Functionality And Picturesque Surroundings Set The Stage For A Pacific Northwest Home
Rift-cut white-oak floors by Sheoga Hardwood Flooring define the living room of a Seattle home by architect Joseph Herrin. The living room is furnished with B&B Italia sofas and a pair of Maruni’s Hiroshima armchairs from Inform Interiors.
Seattle’s View Ridge neighborhood is known for its bird’s-eye views of nearby Lake Washington and the Cascades beyond, and an impressive stock of midcentury-modern homes, many by notable Pacific Northwest architects. But until recently, this particular home in the heart of View Ridge had neither the architecture nor views of note, thanks to a series of haphazard renovations that ignored aesthetics, functionality and the picturesque surroundings.
For seven years, the homeowners and their architect, Joseph Herrin, had searched for a site on which to build a new house. “But nothing was ever really right,” Herrin says, “and in the end, it was because they loved their neighborhood and didn’t want to move.” But while the owners weren’t leaving, their existing house would have to, so Herrin, project architect Tony Salas and their team set about devising a new structure that would celebrate the views and their clients’ passion for contemporary design.
To do that, Herrin decided they had to start at the top. “We wanted to make sure that no matter what happened—even if the neighbor across the street decided to build a three-story house—we would have that view in perpetuity,” he says. “So, we created a reverse floor plan with the living spaces on the top floor, the bedrooms on the middle floor, and the garage and utility spaces on the lower floor,” with the first two levels both situated at grade to take advantage of the sloping site.
When viewed from the street, the new house would be three stories tall, and Herrin worried that a towering structure might not be the friendliest neighbor. To break down the scale, he and his team envisioned a stack of three boxes that shift horizontally as they ascended. The first is a heavy base with concrete walls; above it rests what the architect describes as a wood box clad with clear cedar; and the top floor, sheltered by a cantilevered roof, “is expressed as much as possible as a hovering horizontal plane.”

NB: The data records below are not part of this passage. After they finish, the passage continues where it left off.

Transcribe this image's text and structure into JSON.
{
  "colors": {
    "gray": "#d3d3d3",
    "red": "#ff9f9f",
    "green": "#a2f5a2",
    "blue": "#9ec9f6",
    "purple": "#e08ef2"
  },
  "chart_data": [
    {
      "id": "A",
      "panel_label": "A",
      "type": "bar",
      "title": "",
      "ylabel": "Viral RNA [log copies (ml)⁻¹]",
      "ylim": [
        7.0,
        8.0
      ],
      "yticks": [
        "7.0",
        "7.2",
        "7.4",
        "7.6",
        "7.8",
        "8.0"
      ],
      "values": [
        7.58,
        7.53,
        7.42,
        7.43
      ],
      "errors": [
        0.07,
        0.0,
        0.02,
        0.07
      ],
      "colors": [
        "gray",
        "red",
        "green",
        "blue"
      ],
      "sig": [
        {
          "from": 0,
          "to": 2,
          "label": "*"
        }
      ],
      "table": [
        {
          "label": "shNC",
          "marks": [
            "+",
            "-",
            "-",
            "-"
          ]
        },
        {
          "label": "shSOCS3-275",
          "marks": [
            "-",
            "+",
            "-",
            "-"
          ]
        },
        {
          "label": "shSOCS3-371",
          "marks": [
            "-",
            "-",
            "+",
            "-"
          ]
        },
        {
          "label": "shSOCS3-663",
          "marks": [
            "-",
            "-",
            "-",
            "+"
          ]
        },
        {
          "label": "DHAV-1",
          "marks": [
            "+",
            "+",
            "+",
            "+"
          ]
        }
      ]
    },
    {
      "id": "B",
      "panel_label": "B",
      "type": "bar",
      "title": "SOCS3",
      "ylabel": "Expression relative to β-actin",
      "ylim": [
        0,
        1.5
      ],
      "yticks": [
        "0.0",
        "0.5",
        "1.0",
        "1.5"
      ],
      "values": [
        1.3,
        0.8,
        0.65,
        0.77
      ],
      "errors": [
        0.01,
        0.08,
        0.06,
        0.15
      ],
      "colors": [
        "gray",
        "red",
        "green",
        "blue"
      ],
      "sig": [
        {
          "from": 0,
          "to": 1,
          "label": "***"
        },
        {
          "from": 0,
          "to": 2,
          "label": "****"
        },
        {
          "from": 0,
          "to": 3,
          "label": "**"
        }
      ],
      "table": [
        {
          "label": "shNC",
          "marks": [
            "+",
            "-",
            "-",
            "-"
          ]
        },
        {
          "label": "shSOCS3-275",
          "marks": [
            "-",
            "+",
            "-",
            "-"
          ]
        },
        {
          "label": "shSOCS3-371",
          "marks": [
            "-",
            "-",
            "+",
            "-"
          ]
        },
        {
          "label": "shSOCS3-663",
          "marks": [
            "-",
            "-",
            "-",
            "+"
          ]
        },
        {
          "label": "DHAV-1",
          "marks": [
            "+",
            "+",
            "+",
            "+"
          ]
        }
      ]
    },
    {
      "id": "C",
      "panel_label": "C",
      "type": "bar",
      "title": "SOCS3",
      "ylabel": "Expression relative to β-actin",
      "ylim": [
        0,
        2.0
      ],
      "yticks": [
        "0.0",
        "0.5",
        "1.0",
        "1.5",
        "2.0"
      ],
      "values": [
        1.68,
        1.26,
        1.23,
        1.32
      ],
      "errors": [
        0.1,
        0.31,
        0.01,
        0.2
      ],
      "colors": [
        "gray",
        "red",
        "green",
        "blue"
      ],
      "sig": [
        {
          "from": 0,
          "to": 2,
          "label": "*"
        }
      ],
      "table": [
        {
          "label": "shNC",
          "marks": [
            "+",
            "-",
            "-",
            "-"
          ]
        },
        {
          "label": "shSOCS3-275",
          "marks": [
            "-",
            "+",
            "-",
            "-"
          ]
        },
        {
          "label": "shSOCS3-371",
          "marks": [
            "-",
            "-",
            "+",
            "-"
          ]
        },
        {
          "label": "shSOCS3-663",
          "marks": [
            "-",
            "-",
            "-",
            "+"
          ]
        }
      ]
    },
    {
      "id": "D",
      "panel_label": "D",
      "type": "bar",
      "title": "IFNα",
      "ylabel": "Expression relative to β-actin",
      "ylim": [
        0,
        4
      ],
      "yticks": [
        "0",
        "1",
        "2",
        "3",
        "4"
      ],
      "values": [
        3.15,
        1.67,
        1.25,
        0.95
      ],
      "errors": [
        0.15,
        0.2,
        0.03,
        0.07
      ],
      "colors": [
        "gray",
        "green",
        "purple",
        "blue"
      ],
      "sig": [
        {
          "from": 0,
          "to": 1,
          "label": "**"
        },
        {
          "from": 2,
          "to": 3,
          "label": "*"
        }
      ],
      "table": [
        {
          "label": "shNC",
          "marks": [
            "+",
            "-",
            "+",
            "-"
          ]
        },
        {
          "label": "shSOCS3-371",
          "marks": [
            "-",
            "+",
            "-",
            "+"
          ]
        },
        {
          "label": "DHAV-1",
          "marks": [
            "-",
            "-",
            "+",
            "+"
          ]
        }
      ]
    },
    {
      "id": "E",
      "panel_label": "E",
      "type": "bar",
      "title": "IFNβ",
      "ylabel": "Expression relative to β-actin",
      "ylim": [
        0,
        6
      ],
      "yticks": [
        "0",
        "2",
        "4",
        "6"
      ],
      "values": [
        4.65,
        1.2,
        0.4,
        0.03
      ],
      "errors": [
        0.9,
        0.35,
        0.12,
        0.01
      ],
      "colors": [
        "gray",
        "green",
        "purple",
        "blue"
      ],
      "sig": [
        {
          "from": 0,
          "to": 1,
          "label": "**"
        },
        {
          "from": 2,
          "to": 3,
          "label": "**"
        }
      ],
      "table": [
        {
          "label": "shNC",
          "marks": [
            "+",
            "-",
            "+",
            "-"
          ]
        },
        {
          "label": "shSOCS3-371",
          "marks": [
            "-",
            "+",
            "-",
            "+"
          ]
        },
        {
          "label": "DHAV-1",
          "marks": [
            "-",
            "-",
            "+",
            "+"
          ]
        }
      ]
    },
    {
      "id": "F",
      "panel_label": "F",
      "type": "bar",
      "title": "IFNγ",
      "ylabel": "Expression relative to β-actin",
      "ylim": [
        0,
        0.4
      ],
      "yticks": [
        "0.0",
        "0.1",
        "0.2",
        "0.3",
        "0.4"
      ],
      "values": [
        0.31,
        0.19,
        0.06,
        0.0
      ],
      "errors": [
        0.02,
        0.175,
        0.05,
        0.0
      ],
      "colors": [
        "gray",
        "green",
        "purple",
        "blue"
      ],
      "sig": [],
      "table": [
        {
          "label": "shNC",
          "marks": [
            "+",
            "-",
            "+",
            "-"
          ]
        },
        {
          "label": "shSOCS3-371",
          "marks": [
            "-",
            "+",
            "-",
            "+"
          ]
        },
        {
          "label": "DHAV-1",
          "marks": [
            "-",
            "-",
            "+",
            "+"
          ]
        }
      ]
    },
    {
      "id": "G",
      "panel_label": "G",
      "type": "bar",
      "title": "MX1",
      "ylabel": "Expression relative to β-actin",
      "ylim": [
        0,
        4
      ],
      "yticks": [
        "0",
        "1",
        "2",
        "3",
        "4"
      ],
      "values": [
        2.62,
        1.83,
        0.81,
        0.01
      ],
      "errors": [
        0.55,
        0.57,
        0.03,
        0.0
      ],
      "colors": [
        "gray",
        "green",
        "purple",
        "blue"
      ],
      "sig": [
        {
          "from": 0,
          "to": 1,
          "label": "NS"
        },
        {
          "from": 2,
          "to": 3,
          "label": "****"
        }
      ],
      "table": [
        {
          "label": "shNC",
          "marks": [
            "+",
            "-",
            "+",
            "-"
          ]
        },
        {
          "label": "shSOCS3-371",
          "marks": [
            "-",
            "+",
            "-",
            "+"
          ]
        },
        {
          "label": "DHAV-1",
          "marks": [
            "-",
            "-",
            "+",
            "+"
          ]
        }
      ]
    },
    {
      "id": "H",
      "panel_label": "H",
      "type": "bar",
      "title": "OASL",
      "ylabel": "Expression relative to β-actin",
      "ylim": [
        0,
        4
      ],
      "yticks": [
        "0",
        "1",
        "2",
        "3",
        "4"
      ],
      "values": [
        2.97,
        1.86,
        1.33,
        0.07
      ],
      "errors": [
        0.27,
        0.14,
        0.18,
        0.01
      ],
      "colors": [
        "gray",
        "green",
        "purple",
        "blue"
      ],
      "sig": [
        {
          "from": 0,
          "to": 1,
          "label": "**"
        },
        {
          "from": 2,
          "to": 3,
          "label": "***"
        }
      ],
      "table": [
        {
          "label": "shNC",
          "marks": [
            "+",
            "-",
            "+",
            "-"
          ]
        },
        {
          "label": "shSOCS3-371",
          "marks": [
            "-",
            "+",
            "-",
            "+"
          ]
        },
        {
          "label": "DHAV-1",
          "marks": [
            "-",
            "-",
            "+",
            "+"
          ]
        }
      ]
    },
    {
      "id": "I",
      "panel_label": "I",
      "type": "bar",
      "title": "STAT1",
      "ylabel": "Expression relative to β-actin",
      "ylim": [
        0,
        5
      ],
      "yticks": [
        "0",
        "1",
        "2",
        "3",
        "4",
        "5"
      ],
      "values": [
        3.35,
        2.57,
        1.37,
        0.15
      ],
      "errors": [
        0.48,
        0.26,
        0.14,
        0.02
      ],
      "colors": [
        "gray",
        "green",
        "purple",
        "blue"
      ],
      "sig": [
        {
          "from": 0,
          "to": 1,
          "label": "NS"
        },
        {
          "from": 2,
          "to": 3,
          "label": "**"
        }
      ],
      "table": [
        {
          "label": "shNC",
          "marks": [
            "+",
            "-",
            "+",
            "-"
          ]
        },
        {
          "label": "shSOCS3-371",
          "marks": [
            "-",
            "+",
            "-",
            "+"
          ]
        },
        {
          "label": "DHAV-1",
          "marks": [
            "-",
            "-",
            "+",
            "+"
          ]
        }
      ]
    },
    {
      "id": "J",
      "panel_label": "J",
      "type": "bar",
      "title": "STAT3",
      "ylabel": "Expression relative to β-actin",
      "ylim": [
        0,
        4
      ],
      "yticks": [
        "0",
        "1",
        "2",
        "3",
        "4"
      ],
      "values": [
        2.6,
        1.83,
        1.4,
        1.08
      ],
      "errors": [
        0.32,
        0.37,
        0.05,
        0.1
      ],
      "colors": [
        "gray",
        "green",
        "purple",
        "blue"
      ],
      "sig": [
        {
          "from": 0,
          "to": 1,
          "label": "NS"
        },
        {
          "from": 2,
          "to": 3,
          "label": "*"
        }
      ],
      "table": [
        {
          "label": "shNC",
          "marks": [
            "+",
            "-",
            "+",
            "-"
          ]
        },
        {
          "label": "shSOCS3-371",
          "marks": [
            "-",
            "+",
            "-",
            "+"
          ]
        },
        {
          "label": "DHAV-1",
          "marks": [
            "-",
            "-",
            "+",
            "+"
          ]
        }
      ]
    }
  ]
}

The journey to reach the living, dining and kitchen spaces is a revelation. Herrin worked with the project’s general contractor, Chad Rollins, whose firm has an in-house architectural concrete, framing, cabinetry and metalworking shop, to create a series of concrete entry stairs outside—shaded by a mature fig tree and accented by a modern steel guard rail and archway—and a dramatic staircase inside. “Like so many of the home’s details that look really simple, there was a party going on behind the scenes,” Rollins says of the latter, whose oak treads appear to float in midair. “Each tread is a U-shaped configuration that’s slipped over the top of a steel angle hidden in the wall, then capped from the bottom with wood.”
If the stairs are the teaser to entice visitors upstairs, the top floor is the payoff, and not just because of its lake, mountain and treetop views. Here, the home’s palette of glass, steel and wood merges in living spaces that feel at once airy and intimate, thanks to wide window walls, warm oak floors and angled ceilings clad with clear cedar. “It’s a very classic Northwest look,” Herrin says, “though we like to take a natural material like cedar and desaturate it with a light stain, so it’s a little quieter, so your eye is drawn to the furnishings and art.”
In this case, those furnishings are simple and streamlined. Some, like the family room’s sofas, made the cut from the previous house, while others, like the sculptural armchairs that pull up to the fireplace, were chosen for this space. And a few, to Herrin’s delight, were built right in. To save space in the main bedroom, Rollins’ team fabricated a solid walnut bed frame and headboard wall with built-in cantilevered nightstands that float above the floor. For the bathrooms, they turned sleek expanses of rift-sawn white oak into cantilevered vanities. And in the kitchen, they used the same material in two contrasting finish colors to build streamlined walls of cabinetry and an island encased in jet-black granite.
Driving each of these custom details was the common goal of creating deceptively simple design elements that come together in quiet harmony. “Our work is about riffing off one another to make sure that these details come to life while retaining the subtle moments that everybody hopes for,” Rollins says, all in service of one not-so-subtle feature—those dynamic, iconic Pacific Northwest views.